Overall, this paper examined the M. tb bacteria, its properties, and the damage it caused to the host. M. tb causes TB, which severely affects the person’s respiratory system and damages the lungs. TB can be transmitted from human to human via droplets from coughing. The bacteria are airborne and can survive extreme conditions, making the risk of being infected even higher. The innate immune system of a person responds to the M. tb bacteria by releasing epithelial cells and phagocytes, that should stop the development of an infection. If TB infection develops, the immune system forms granulomas to contain the bacteria and minimize damage. Currently, the only vaccine against TB is a live bacteria type, meaning that an individual is exposed to a limited amount of M. tb to develop an immunity. There are several types of chemotherapeutic agents used to treat TB, and several agents are applied to treat the multi-drug resistant TB.

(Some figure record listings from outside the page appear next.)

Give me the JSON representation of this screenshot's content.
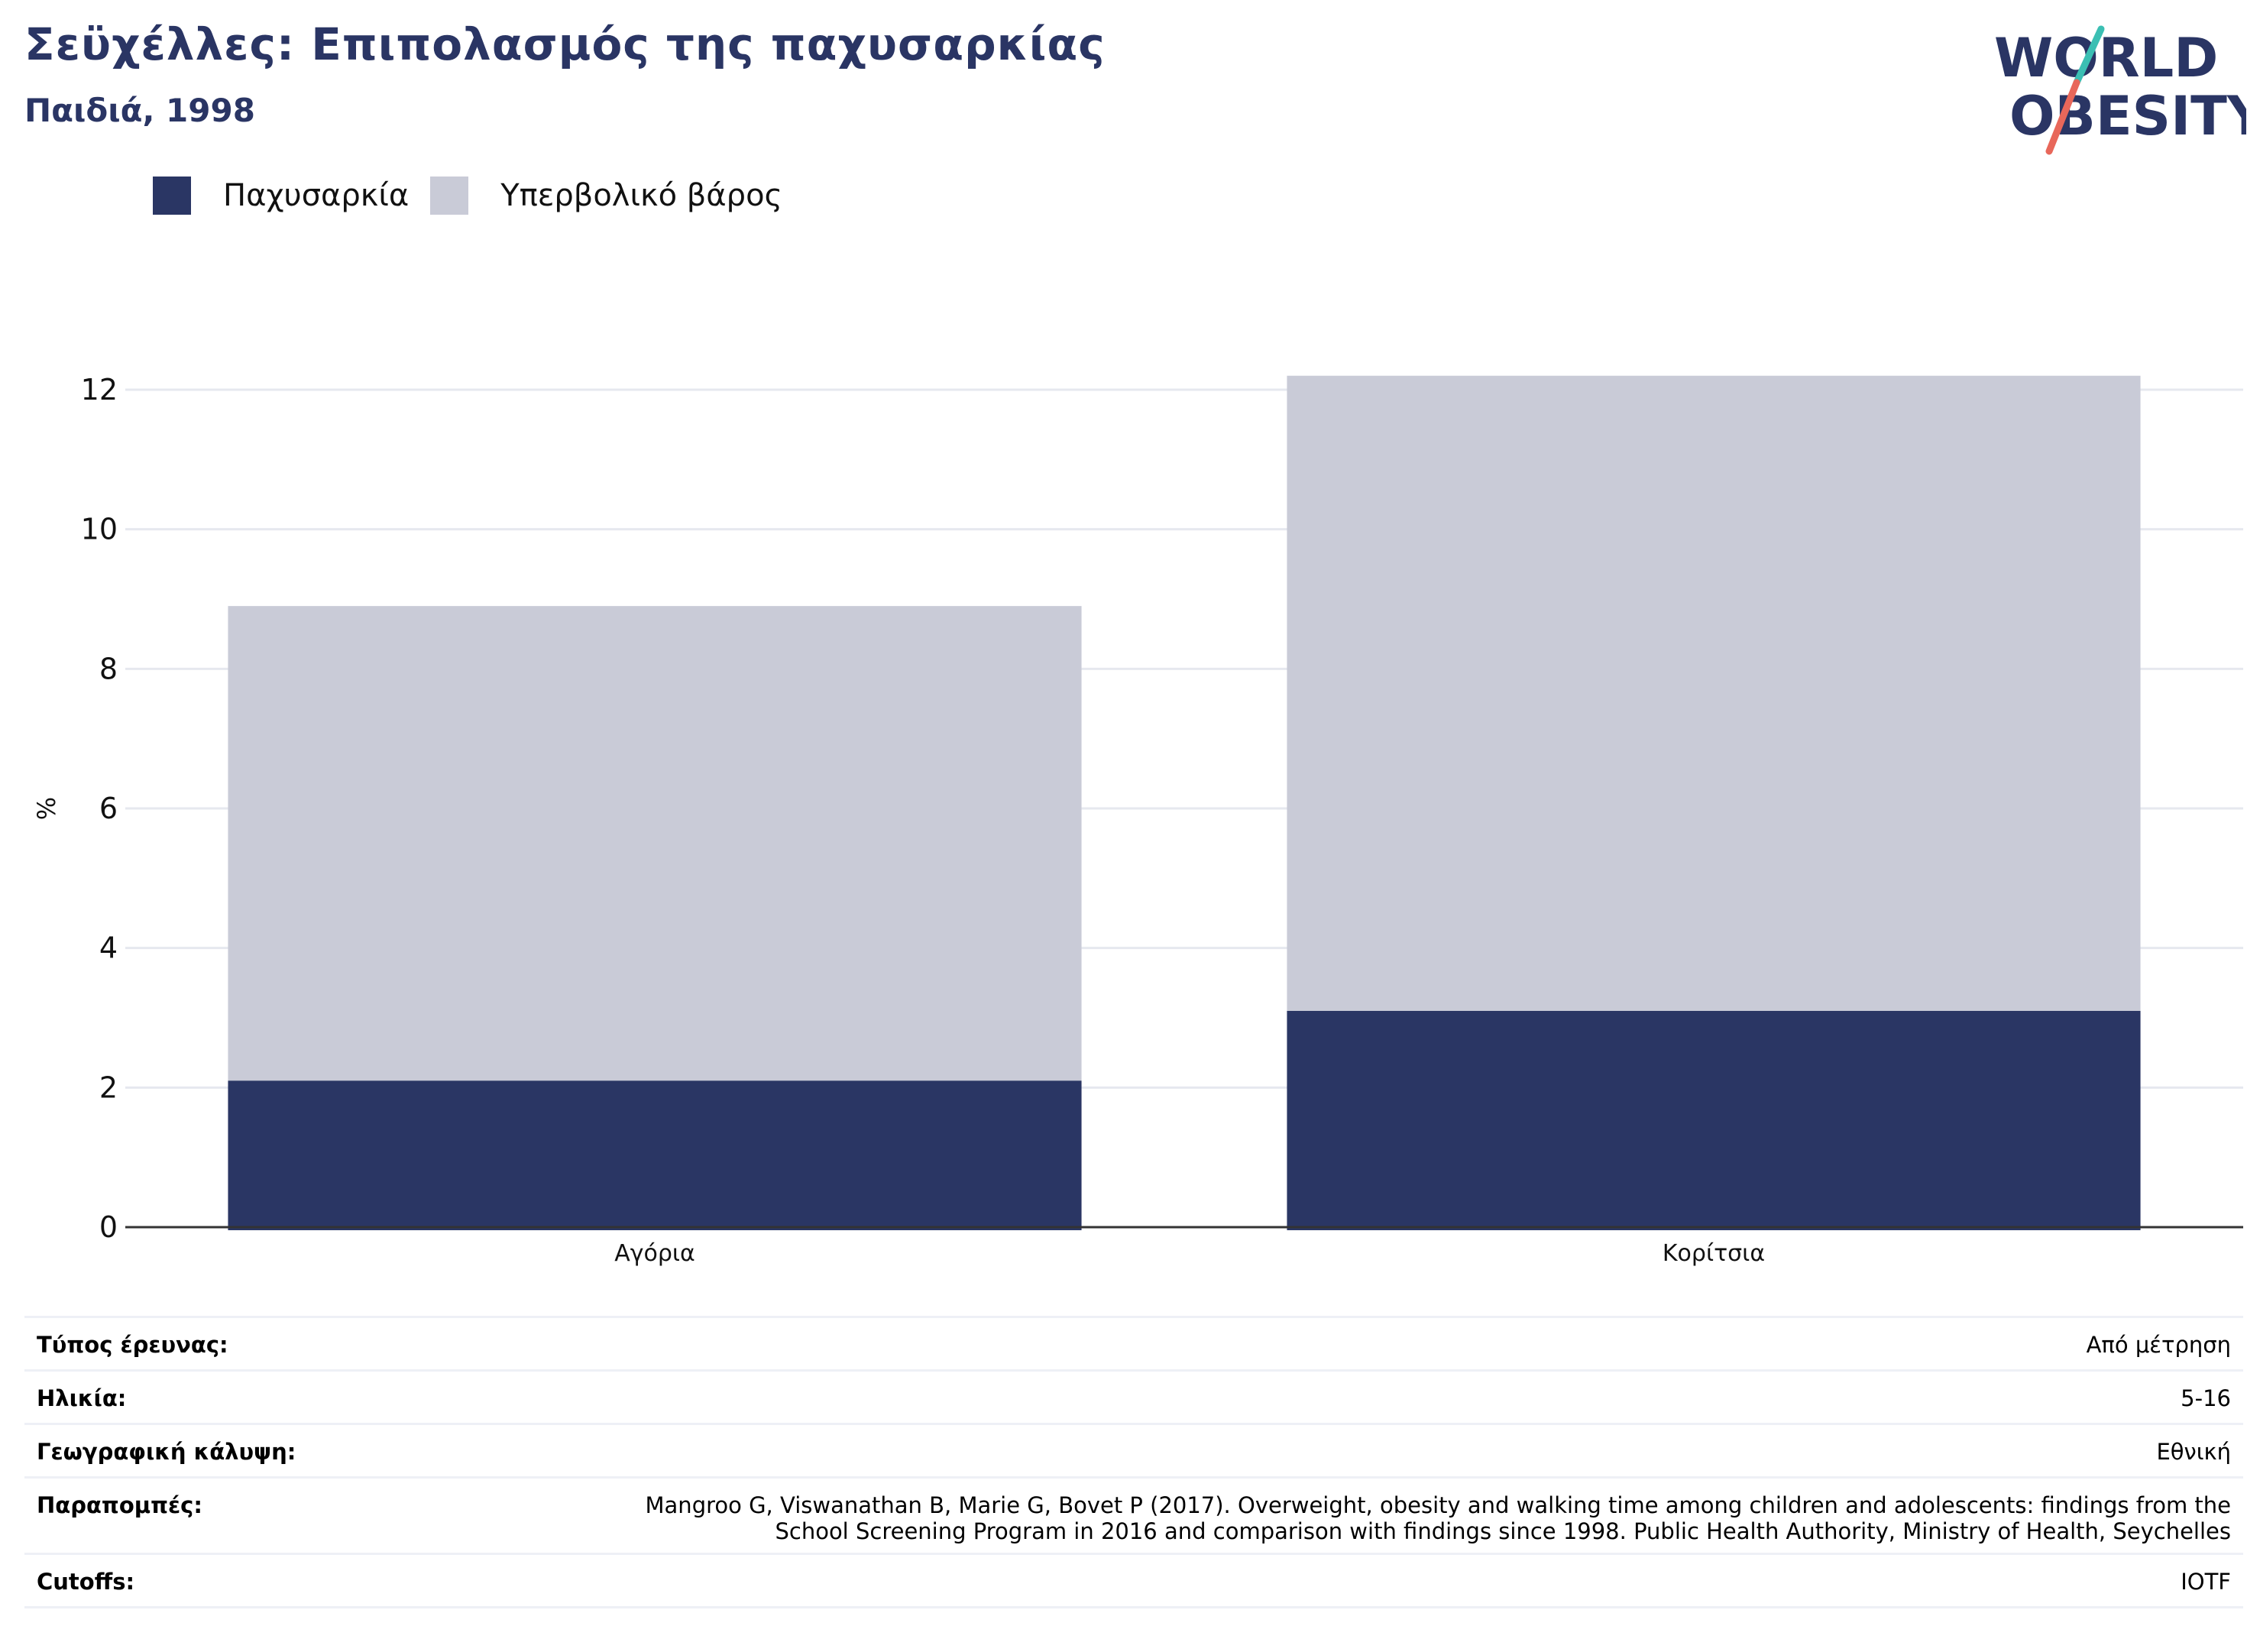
{
  "header": {
    "title": "Σεϋχέλλες: Επιπολασμός της παχυσαρκίας",
    "subtitle": "Παιδιά, 1998"
  },
  "logo": {
    "line1": "WORLD",
    "line2": "OBESITY",
    "colors": {
      "text": "#2a3564",
      "slash_top": "#3bbfb3",
      "slash_bottom": "#e8675a"
    }
  },
  "legend": [
    {
      "label": "Παχυσαρκία",
      "color": "#2a3664"
    },
    {
      "label": "Υπερβολικό βάρος",
      "color": "#c9cbd7"
    }
  ],
  "chart_data": {
    "type": "bar",
    "stacked": true,
    "categories": [
      "Αγόρια",
      "Κορίτσια"
    ],
    "series": [
      {
        "name": "Παχυσαρκία",
        "values": [
          2.1,
          3.1
        ],
        "color": "#2a3664"
      },
      {
        "name": "Υπερβολικό βάρος",
        "values": [
          6.8,
          9.1
        ],
        "color": "#c9cbd7"
      }
    ],
    "ylabel": "%",
    "ylim": [
      0,
      12
    ],
    "yticks": [
      0,
      2,
      4,
      6,
      8,
      10,
      12
    ],
    "grid": true,
    "legend_position": "top-left"
  },
  "info": [
    {
      "key": "Τύπος έρευνας:",
      "value": "Από μέτρηση"
    },
    {
      "key": "Ηλικία:",
      "value": "5-16"
    },
    {
      "key": "Γεωγραφική κάλυψη:",
      "value": "Εθνική"
    },
    {
      "key": "Παραπομπές:",
      "value": "Mangroo G, Viswanathan B, Marie G, Bovet P (2017). Overweight, obesity and walking time among children and adolescents: findings from the School Screening Program in 2016 and comparison with findings since 1998. Public Health Authority, Ministry of Health, Seychelles"
    },
    {
      "key": "Cutoffs:",
      "value": "IOTF"
    }
  ]
}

Chai, Q., Zhang, Y., & Liu, C. H. (2018). Mycobacterium tuberculosis: An adaptable pathogen associated with multiple human diseases. Frontiers in Cellular and Infection Microbiology, 8, 158. Web.
de Martino, M., Lodi, L., Galli, L., & Chiappini, E. (2019). Immune response to mycobacterium tuberculosis: A narrative review. Frontiers in Pediatrics, 7, 350. Web.
Echeverria-Valencia, G., Flores-Villalva, S., & Espitia, C. (2018). Virulence factors and pathogenicity of mycobacterium. Mycobacterium – Research And Development, 1-10. Web.
Pranger, A., van der Werf, T., Kosterink, J., & Alffenaar, J. (2019). The role of fluoroquinolones in the treatment of tuberculosis in 2019. Drugs, 79(2), 161-171. Web.